Swedish foods

The world has embraced all Swedish things from furniture and crime fiction to cars and pop music. In recent years, as several restaurants affiliated with the New Nordic Kitchen movement have gained greater recognition, food has also added to the list. With a diet high in whole grains, protein, and omega-3, the Swedish diet has been acclaimed for its health benefits. But for those who want to experience Swedish cuisine without the exorbitant prices of a Michelin-starred restaurant or the restrictions of a low GI diet, here is a summary of the most essential foods to try while visiting the heart of Scandinavia.

Get even more inspiration for your gastronomic trips with our local guides, the best travel tips, and restaurant suggestions.


If Sweden had a national meal, it would undoubtedly be cinnamon roll.
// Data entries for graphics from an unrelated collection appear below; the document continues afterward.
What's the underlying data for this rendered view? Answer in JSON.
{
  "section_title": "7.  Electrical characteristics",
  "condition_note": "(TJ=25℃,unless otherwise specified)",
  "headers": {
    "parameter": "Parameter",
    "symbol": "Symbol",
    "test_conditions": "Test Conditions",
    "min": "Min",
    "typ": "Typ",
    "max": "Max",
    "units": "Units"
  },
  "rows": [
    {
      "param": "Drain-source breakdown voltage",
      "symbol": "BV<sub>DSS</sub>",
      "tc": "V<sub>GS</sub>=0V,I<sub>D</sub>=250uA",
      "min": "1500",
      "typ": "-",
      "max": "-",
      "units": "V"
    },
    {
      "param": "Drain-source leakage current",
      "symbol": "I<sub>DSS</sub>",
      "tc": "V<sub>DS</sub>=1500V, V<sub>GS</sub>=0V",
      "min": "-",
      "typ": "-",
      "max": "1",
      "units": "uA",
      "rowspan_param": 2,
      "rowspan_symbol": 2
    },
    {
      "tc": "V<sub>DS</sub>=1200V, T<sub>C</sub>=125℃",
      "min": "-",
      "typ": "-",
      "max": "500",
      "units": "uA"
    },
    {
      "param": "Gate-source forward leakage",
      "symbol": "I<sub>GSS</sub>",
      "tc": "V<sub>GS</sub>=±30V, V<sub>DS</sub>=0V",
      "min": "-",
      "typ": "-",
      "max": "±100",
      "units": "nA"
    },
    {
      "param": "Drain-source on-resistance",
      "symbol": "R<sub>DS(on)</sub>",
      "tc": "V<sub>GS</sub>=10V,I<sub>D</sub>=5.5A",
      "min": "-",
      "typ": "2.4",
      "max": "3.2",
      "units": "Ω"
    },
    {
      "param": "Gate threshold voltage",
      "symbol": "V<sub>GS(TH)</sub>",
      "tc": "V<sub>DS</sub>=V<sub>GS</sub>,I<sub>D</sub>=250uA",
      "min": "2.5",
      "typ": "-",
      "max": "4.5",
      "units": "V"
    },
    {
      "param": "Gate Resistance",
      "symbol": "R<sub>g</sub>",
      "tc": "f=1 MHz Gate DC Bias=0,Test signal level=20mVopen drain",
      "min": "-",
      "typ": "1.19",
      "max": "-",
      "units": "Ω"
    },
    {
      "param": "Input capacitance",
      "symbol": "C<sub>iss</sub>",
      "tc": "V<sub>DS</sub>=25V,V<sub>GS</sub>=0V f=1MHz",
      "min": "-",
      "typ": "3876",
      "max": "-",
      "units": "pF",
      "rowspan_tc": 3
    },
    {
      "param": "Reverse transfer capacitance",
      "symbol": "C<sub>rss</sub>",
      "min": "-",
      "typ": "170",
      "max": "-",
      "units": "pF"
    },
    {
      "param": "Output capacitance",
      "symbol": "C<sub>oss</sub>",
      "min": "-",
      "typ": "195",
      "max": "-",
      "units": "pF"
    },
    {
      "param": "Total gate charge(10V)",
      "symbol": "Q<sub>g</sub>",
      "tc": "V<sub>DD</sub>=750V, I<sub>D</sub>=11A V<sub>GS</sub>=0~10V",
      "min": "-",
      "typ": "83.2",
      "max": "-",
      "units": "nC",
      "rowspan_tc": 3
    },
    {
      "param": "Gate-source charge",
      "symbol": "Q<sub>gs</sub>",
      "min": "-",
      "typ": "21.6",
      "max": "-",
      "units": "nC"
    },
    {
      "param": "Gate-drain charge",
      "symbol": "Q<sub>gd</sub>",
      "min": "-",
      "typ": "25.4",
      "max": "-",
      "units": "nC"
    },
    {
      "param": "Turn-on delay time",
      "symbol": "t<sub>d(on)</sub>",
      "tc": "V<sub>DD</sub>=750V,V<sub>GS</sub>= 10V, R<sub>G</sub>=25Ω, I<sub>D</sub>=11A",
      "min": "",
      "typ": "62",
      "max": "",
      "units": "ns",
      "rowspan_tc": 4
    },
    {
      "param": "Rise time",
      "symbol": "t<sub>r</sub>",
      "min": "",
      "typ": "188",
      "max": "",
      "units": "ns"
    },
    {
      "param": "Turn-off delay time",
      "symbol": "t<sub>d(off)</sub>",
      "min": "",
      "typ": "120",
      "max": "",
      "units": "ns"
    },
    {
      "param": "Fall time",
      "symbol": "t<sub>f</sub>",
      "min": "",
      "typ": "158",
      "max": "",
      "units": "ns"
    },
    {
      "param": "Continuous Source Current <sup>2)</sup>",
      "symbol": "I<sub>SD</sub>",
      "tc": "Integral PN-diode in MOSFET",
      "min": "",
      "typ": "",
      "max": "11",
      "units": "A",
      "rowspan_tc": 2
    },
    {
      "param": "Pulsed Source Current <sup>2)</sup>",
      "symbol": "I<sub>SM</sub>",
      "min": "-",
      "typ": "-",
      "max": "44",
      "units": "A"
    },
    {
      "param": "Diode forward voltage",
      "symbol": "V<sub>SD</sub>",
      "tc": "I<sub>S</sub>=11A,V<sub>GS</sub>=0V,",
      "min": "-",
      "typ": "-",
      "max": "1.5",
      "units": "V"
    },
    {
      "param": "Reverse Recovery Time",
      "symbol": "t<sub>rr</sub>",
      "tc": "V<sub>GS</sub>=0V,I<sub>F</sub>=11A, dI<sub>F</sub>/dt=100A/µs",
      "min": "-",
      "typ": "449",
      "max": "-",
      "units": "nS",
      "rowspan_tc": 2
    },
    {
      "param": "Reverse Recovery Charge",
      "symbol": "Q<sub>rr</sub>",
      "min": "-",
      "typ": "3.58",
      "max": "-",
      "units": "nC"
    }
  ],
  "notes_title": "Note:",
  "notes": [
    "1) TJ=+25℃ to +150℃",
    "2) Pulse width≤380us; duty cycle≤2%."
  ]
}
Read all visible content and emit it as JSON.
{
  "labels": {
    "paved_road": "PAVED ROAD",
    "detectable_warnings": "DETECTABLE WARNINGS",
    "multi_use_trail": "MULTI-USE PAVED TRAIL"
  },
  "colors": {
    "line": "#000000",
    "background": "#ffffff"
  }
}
It is difficult to avoid these delicious spiced muffins, which can be found in all cafes, bakeries and food stores in the country – just follow the smell of your baking. With a lumpy, lightly sweetened bread dough known as vetebröd (wheat bread), they can also be flavored with cardamom, saffron and vanilla. These spices are a common feature in the Swedish bakery and are said to have been brought back when the Vikings first traded in Istanbul. Kanelbulle is best served for fika, the daily practice of sitting with coffee and something sweet.


Browsing Swedish dairy products can be confusing for visitors as breakfast offers a bewildering variety of similar-looking boxes. There is minimjölk, which has almost no fat content; old-fashioned mjölk gammaldags, which is creamy and not homogenized; and latte art milk, which as the name implies is specifically for hot and sparkling drinks. But the product that causes more controversy is undoubtedly the filmjölk. This fermented dairy product “love it or hate it” has a slightly acidic flavor and yogurt, and is made from sour milk, a bit like whey or kefir. It is packed with healthy bacteria and is perfect with cereals, sweetened with a little sugar or even as an ingredient in breads and cakes.

Oatmeal coffee

Many Swedes are very health conscious. If you have a conversation with a local, it probably won’t be long before they tell you about their latest fitness or outdoor activities. As for nutrition, the Paleo, 5: 2 and LCHF diets (low carb and high fat) are popular. This, combined with the increase in food intolerances and allergies, has made many restaurants offer alternatives and substitutes to serve the population of the country, increasingly concerned about health and lactose and gluten intolerance. Why not try a coffee with oat milk, which has a slightly sweet and nutty taste? Discover which milk is right for you with our guide to lactose substitutes.

Toast Skagen

The most luxurious version of the prawn cocktail in Sweden is made with peeled prawns mixed with mayonnaise, dill, and lemon, topped with fish roe and served in sauteed crusty bread. Despite its slightly retro connotations, the dish has retained its popularity at dinners and restaurant menus. Skagen is a fishing port in northern Denmark, although the dish is not a Danish creation. It was invented by chef Tore Wretman, who ran some of the best restaurants in Stockholm. The story goes that Wretman was sailing in 1956 when he created this classic leftover entree in an attempt to encourage the crew during a windless strait. When asked what the dish was called, it is said that Tore looked out the window at the distant Danish coast and exclaimed: “It’s a classic Skagen Roasted!.” Try more sensational seafood recipes with our latest prawn collection.